新型コロナウイルス感染症に対して大阪の医療機関はがんばったのか?――果たして府民の評価はいかに

府医ニュース

2024年7月3日 第3077号

 大阪の医療機関の新型コロナウイルス感染症対応に関しては「努力が足りない」など批判的な報道等がなされたこともあったが、一旦収束の時点での府民の評価はいかがなものであろうか。本年3月に調査委員会が行った府民意見調査から令和2年以降の国、行政、医療機関の新型コロナ対応のアンケート結果を報告する。
 「とてもよくやった」「よくやった」は行政29.6%、公的病院50.4%、私立病院42.6%、診療所42.5%と公的病院の評価が高く、行政が低い評価であった。私立病院と診療所の評価はほぼ同じであった。「あまりやってない」「まったくやってない」についても同様で、行政24.4%、公立病院12.9%、私立病院15.6%、診療所14.9%であった。
 自由意見においては1200人中1139人と多くの意見があり興味のある内容であった。行政関係では348件中「対応が遅い」が84件と最も多く、次いで「情報不足」33件、「対応を煽り過ぎ」28件。医療関係では、157件中「よくやった」が38件と最も多い反面、「コロナの診療をしない病院、診療所が多い」「診療する医療機関を探すのが大変」が36件みられた。

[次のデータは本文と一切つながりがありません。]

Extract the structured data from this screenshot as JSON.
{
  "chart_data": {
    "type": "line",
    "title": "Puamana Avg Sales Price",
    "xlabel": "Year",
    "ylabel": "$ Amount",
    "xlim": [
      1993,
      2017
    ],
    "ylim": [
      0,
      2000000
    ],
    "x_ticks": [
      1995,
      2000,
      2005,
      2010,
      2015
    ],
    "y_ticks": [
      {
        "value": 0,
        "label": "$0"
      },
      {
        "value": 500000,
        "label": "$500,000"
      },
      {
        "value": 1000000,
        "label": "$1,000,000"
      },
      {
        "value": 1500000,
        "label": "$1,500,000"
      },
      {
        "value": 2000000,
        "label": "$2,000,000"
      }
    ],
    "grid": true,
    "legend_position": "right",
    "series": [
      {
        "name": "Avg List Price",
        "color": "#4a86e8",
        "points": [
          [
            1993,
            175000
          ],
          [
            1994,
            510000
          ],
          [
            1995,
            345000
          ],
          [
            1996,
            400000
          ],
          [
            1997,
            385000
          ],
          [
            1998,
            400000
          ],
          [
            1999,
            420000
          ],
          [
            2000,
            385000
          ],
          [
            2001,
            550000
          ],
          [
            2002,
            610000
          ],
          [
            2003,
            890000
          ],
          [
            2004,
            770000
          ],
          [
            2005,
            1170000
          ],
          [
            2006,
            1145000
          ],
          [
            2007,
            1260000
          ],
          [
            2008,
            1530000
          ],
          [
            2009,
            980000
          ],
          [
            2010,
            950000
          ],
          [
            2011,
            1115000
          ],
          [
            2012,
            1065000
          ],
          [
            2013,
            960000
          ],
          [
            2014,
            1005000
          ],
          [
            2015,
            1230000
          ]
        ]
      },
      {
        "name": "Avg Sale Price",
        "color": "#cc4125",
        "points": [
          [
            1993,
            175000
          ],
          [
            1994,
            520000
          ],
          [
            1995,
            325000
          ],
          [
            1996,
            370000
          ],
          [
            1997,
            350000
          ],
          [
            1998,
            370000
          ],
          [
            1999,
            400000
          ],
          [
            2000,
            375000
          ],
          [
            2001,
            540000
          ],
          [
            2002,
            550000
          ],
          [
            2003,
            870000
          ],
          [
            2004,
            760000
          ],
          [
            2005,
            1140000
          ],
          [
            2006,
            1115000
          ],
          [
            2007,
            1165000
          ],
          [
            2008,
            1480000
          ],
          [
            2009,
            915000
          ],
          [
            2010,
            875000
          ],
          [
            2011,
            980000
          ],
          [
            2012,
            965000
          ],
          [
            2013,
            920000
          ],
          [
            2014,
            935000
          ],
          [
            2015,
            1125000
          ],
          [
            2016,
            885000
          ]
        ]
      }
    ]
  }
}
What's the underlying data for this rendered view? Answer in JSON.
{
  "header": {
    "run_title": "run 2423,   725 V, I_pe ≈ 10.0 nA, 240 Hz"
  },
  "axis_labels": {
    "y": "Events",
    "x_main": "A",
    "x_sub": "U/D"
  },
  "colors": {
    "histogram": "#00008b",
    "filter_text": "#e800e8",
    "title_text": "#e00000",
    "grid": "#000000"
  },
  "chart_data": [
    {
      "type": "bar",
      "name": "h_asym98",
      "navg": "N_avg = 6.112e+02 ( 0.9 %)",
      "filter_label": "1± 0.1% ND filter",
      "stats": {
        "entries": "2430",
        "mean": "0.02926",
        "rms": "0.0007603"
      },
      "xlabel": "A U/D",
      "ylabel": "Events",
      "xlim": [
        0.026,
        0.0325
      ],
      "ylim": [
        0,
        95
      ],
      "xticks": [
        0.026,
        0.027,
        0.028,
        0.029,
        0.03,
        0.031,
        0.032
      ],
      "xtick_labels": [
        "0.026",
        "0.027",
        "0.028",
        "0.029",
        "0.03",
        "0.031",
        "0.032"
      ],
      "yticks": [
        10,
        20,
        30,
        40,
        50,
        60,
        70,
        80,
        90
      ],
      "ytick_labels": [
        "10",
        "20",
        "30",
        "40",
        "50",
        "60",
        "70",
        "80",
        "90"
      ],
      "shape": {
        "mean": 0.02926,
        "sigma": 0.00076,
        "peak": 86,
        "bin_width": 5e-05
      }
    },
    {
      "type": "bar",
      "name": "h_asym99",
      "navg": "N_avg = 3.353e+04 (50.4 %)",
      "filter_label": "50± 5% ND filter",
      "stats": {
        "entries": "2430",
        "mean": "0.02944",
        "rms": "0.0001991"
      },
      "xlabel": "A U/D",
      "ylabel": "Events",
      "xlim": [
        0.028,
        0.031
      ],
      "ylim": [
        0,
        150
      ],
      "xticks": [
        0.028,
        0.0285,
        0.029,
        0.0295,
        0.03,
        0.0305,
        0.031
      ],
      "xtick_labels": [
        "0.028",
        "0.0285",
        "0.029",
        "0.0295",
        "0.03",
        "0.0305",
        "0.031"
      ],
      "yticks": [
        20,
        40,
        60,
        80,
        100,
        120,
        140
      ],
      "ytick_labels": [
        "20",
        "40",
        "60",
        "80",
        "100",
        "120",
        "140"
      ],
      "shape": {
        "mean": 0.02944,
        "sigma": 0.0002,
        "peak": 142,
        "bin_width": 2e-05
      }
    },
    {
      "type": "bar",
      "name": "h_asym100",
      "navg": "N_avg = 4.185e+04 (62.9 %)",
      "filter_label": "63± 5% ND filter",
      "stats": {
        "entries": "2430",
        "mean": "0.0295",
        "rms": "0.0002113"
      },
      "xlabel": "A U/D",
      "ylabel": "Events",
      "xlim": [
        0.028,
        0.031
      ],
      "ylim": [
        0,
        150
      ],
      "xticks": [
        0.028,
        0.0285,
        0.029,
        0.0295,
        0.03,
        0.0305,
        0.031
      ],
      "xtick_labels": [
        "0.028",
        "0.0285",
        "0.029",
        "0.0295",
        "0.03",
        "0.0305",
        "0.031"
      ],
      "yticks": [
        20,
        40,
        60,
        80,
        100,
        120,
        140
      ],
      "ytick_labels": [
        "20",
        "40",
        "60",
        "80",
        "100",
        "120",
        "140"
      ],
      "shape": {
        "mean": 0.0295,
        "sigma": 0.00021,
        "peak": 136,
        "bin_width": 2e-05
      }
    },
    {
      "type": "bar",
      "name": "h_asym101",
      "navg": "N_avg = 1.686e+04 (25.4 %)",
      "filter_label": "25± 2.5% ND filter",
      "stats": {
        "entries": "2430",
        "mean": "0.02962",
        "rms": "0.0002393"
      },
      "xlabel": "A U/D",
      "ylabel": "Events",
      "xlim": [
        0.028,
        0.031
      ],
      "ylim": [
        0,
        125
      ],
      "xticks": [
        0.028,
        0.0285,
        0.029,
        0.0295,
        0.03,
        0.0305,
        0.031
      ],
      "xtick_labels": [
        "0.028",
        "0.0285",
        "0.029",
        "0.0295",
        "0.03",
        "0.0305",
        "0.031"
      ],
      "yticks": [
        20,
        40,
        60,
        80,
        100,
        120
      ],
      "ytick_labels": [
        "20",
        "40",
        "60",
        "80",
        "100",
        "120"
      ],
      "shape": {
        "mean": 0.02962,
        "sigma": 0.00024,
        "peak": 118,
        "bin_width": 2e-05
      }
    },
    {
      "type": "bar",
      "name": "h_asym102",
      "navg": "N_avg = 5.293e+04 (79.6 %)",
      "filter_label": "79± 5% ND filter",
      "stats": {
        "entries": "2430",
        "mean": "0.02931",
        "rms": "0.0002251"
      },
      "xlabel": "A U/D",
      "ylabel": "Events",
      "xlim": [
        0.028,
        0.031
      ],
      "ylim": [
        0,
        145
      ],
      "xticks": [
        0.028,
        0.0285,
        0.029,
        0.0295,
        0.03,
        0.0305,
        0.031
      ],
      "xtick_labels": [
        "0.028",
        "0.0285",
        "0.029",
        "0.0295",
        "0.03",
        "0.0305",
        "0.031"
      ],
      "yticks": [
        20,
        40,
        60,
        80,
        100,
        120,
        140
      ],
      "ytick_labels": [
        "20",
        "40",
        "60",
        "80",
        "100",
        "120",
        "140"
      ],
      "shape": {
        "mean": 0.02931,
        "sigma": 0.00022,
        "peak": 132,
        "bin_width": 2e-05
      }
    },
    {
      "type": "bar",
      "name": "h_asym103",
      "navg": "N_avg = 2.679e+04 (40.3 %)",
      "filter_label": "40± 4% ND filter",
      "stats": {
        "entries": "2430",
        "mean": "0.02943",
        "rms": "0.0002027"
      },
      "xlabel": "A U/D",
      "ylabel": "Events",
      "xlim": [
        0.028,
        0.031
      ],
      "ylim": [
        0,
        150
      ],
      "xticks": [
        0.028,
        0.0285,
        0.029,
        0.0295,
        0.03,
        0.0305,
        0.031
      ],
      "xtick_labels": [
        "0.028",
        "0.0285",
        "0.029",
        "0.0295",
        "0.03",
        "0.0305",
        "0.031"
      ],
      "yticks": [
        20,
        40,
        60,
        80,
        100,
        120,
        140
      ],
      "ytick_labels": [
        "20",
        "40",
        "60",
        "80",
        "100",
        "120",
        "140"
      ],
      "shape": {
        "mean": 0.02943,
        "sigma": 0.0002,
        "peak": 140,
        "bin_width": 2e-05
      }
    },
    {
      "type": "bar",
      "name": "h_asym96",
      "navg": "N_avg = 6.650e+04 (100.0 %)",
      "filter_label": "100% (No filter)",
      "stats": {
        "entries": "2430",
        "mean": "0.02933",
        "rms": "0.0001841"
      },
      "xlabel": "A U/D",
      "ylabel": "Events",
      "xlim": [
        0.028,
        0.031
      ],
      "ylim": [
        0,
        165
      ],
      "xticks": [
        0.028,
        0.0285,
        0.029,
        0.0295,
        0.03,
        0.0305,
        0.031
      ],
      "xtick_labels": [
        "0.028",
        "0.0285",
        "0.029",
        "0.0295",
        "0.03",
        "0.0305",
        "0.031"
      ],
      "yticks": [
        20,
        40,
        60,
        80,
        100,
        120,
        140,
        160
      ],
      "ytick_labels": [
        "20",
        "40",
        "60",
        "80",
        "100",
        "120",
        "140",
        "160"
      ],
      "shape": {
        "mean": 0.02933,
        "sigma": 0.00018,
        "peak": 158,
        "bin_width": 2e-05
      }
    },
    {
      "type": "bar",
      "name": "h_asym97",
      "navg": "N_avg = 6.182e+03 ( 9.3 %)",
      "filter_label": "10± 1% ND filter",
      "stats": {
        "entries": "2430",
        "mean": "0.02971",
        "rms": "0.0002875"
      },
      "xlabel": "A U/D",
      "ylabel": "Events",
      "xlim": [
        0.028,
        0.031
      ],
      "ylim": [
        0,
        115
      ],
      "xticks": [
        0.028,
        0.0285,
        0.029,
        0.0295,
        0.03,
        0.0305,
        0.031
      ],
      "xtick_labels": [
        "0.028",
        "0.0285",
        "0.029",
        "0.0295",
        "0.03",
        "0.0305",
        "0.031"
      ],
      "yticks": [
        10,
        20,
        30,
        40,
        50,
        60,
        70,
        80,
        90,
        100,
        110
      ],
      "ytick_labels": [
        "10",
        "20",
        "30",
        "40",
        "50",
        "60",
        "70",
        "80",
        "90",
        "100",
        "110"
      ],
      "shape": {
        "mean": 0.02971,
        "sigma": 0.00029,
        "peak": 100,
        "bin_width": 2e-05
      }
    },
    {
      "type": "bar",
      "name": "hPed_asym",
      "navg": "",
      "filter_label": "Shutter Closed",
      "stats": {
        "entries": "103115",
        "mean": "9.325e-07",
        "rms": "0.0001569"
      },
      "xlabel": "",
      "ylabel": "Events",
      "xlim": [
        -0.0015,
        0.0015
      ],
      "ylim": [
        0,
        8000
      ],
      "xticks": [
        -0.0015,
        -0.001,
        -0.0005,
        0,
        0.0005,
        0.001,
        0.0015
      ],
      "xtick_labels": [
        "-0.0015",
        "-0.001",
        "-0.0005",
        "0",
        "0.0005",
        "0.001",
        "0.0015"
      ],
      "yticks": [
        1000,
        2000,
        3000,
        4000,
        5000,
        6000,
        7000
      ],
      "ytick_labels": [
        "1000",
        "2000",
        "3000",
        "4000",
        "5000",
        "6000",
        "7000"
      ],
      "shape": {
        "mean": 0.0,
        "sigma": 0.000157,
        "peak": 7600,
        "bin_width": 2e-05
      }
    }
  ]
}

ワクチン関連では81件あり「予約が取りにくい」16件、「ワクチン開始が遅い」10件、「副作用などの情報が少ない」8件などの意見がみられた。全体を通して行政関係に対する評価が低い傾向であった。府民の評価は、医療機関の40%以上は「よくやった」としている。また、「普通」とは普段と変わらない、あるいは感染症に対して医療機関として当然の対応をしている、と考えるかによるが、「普通」を含めると70%以上の評価が得られており、今後も努力の必要はあるが、決して医療機関にとって批判的な内容ではなかったと思われる。